Masih minimnya kesadaran masyarakat untuk memilah sampah kemasan menjadi salah satu alasan kebutuhan tak bisa terpenuhi semua.

Potensi Indonesia & Lingkungan

Beragam produk dari daur ulang sampah kemasan aseptik. Mebeler, eco board, atap rumah hingga suvenir di Fiber Pattana. (Rini Y/JIBI/Solopos)

Beragam produk dari daur ulang sampah kemasan aseptik.

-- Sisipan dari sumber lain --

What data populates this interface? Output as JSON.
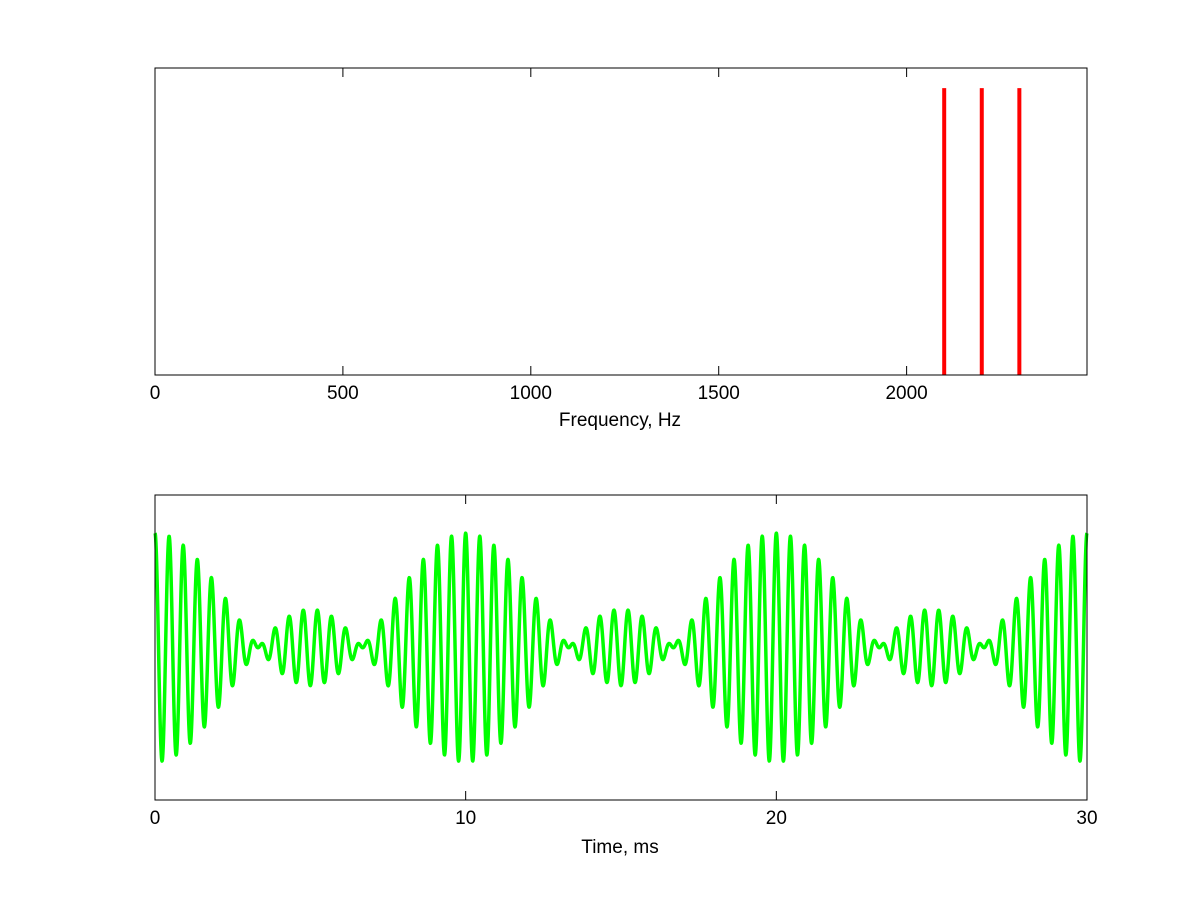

Mebeler, eco board, atap rumah hingga suvenir di Fiber Pattana. (Rini Y/JIBI/Solopos)



Di Indonesia budaya membuang sampah belum mendukung tumbuh suburnya industri daur ulang, termasuk sampah kemasan antiseptik. Tidak semua sampah kemasan aseptik bisa terpakai. Syaratnya sebenarnya mudah, agar sampah kemasan bisa didaur ulang yakni dilipat, dibuang, dipisah.

“Sampah kemasan aseptik jangan tercampur dengan sampah lain. Nah untuk menciptakan budaya itu yang masih susah,” sambung Non Dairy Category Manager PT Ultrajaya Indonesia-produsen Teh Kotak, Adi Mulyawan.

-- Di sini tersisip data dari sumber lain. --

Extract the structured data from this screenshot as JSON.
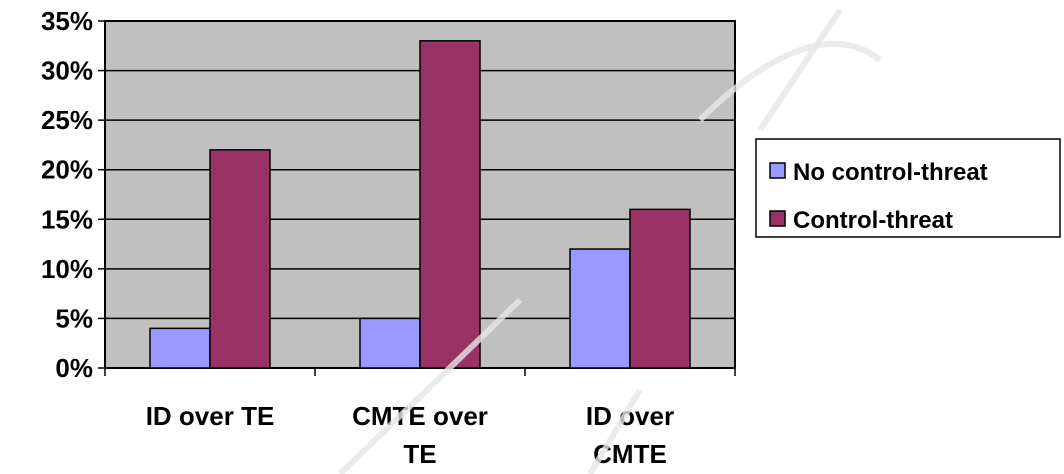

Indonesia menyimpan potensi luar biasa industri daur ulang sampah, khususnya sampah kemasan aseptik, namun masih butuh partisipasi warga dan stakeholders untuk membuat industri ini lebih semerbak. Ini sejalan dengan pengakuan Regional Account Manager SIG Combibloc Indonesia, Ronny Hendrawan.

Rony mengatakan peredaran kemasan aseptik di Indonesia mencapai 4 miliar pieces setiap tahun atau sekitar 333 juta per bulan. Jumlah itu dipasok dari dua produsen kemasan aseptik yang ada di Indonesia yakni Tetrapack dan Combibloc. Dari jumlah 4 miliar tersebut hanya sekitar 1% sampah kemasan terserap ke industri besar daur ulang.

“Nah 4 miliar lalu ke mana sampahnya? Hanya 1% terserap, lalu sisanya? Terbuang di tempat pembuangan sampah, “ jelasnya.

Kadisperindag Solo, Rochana mengatakan industri daur ulang di Solo sebenarnya bisa menjadi sumber penghidupan. Ada ratusan pengrajin daur ulang sampah di Solo. “Masing-masing home industry memiliki sekitar 10-30 pengrajin. Kami melakukan pelatihan dan pembinaan ke pengrajin-pengrajin ini. Ada yang masih eksis seperti Bu Siti Aminah namun ada juga yang tidak,” jelasnya.

Seperti halnya Fiber Pattana untuk menyuburkan industri daur ulang butuh partisipasi masyarakat luas. Tak hanya pengrajin, pengusaha home industry hingga industri besar. Yang lebih penting, kata Siti, menumbuhkan kesadaran masyarakat dari mulai membuang sampah hingga pemakaian produk daur ulang lebih ramah lingkungan.

“Daur ulang itu menyangkut juga isu penyelamatan lingkungan. Kesadaran ini yang  belum masif, padahal potensi yang dimiliki Indonesia luar biasa. Sampah itu ya duit juga,” katanya.

Forest Stewardhip Council (FSC) Indonesia Representative, Hartono Prabowo, menyebutkan dengan memakai produk daur ulang, seperti halnya sampah kemasan aseptic maka ikut andil menyelamatkan lingkungan. Berdasarkan catatan FSC hingga 2010, dalam satu detik hutan seluas satu hingga dua lapangan sepak bola hilang karena alih fungsi lahan.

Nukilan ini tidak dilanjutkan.